Following the verdict, the Acting Met Commissioner Sir Paul Stephenson said Mr de Menezes' death had been a "most terrible mistake", which he "deeply regretted".

"He was an innocent man and we must accept full responsibility for his death," he said.

He said the force now had to "learn from events to minimise the chances of this ever happening again".

Home Secretary Jacqui Smith said the death was "a profoundly shocking tragedy".

Jean Charles de Menezes
Jean Charles de Menezes was shot dead on a Tube train at Stockwell

"What we have learnt from the accounts of the tragic events that day reminds us all of the extremely demanding circumstances under which the police work to protect us from further terrorist attack," she added.

Coroner Sir Michael Wright, who presided over the three-month inquest held at the Oval cricket ground in London, had previously said the facts did not justify allowing the jury to consider an unlawful killing.

Throughout the inquest, Metropolitan Police officers told the hearings they honestly believed the Brazilian was one of the four failed bombers who attempted to strike London on 21 July 2005.

But Mr de Menezes' family and supporters challenged this version of events.

They said they wanted answers to why surveillance officers could not identify the man they were following - and why two specialist officers shot the electrician at close range.

'Numerous obstacles'

De Menezes family lawyer Harriet Wistrich said the police officers who claimed to have shouted warnings before firing should be investigated for possible perjury.

"There was certainly evidence of perjury by certain officers and the CPS should look at it again at this stage and I am sure they will," she said.

The Independent Police Complaints Commission (IPCC) said Ms Wistrich was incorrect.

A spokesman said: "It is wrong to construe that there has been possible perjury from the findings of the jury because they were asked to decide on the balance of probability.

"The jury could not indicate whether they believed certain witnesses were mistaken or lied."

Asad Rehman, of the Justice4Jean campaign, said the jury had been "gagged" by not being able to return a verdict of unlawful killing.

"There were numerous obstacles placed in the path of that jury. The coroner failed to resist the incredible pressure put on him by the five separate police legal teams and the jury was prevented from considering all the verdicts including unlawful killing," he said.

'Proportionate actions'

Police Federation chairman Paul McKeever said the verdict marked the end of "a long and traumatic inquiry" for the de Menezes family and the police.
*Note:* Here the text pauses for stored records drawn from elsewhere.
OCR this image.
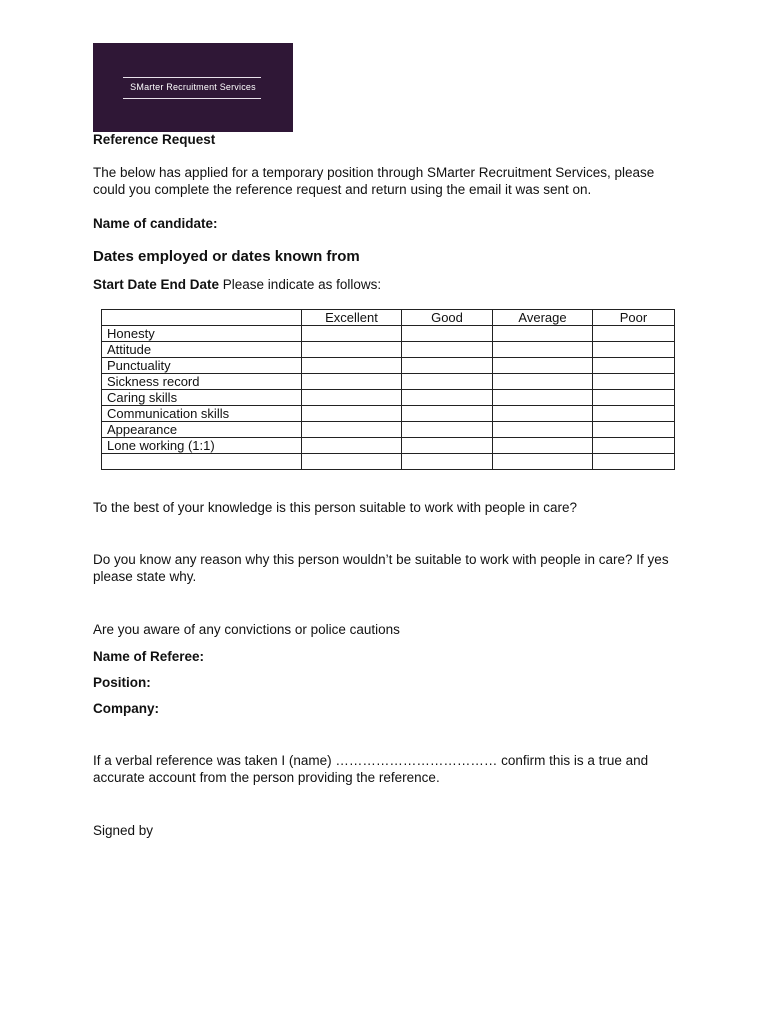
SMarter Recruitment Services
Reference Request
The below has applied for a temporary position through SMarter Recruitment Services, please could you complete the reference request and return using the email it was sent on.
Name of candidate:
Dates employed or dates known from
Start Date End Date Please indicate as follows:
	Excellent	Good	Average	Poor
Honesty				
Attitude				
Punctuality				
Sickness record				
Caring skills				
Communication skills				
Appearance				
Lone working (1:1)				

To the best of your knowledge is this person suitable to work with people in care?
Do you know any reason why this person wouldn’t be suitable to work with people in care? If yes please state why.
Are you aware of any convictions or police cautions
Name of Referee:
Position:
Company:
If a verbal reference was taken I (name) ……………………………… confirm this is a true and accurate account from the person providing the reference.
Signed by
"The officers involved in this incident believed their actions were proportionate and necessary from the information available to them at the time," he said.

THE JURY'S KEY ANSWERS
Did officers shout 'armed police'? NO
Did Mr de Menezes move towards officers? NO
Did difficulty in identifying the man under surveillance lead to his death? NO
Did the behaviour of Mr de Menezes increasing suspicion among officers lead to his death? NO

Chief Constable Ken Jones, president of the Association of Chief Police Officers, said the officers were "breaking new ground in their determination to confront men believed to be intent on mass murder".

"They went forward and did what they sincerely believed to be right to protect us. They went forward believing that, at any moment, they might be killed," he said.

IPCC chairman Nick Hardwick described Mr de Menezes' death as "truly shocking", adding that police needed to make operational changes.

Judicial review

The de Menezes family called on the CPS to re-examine the case to see whether a criminal prosecution could be brought.

They also want the IPCC to review their inquiry into the death in respect of disciplinary action against police officers and are calling on the home secretary to suspend the "shoot-to-kill" policy.

They plan to apply for judicial review of the coroner's decision not to offer the jury the option of returning a verdict of unlawful killing.

The CPS, which decided in 2006 that no police officers should face criminal prosecution over the killing, said it would "consider the verdicts and any fresh evidence very carefully and decide whether we need to review our decision".

The coroner will write to the acting commissioner, the home secretary and the Metropolitan Police Authority to raise issues over police practices.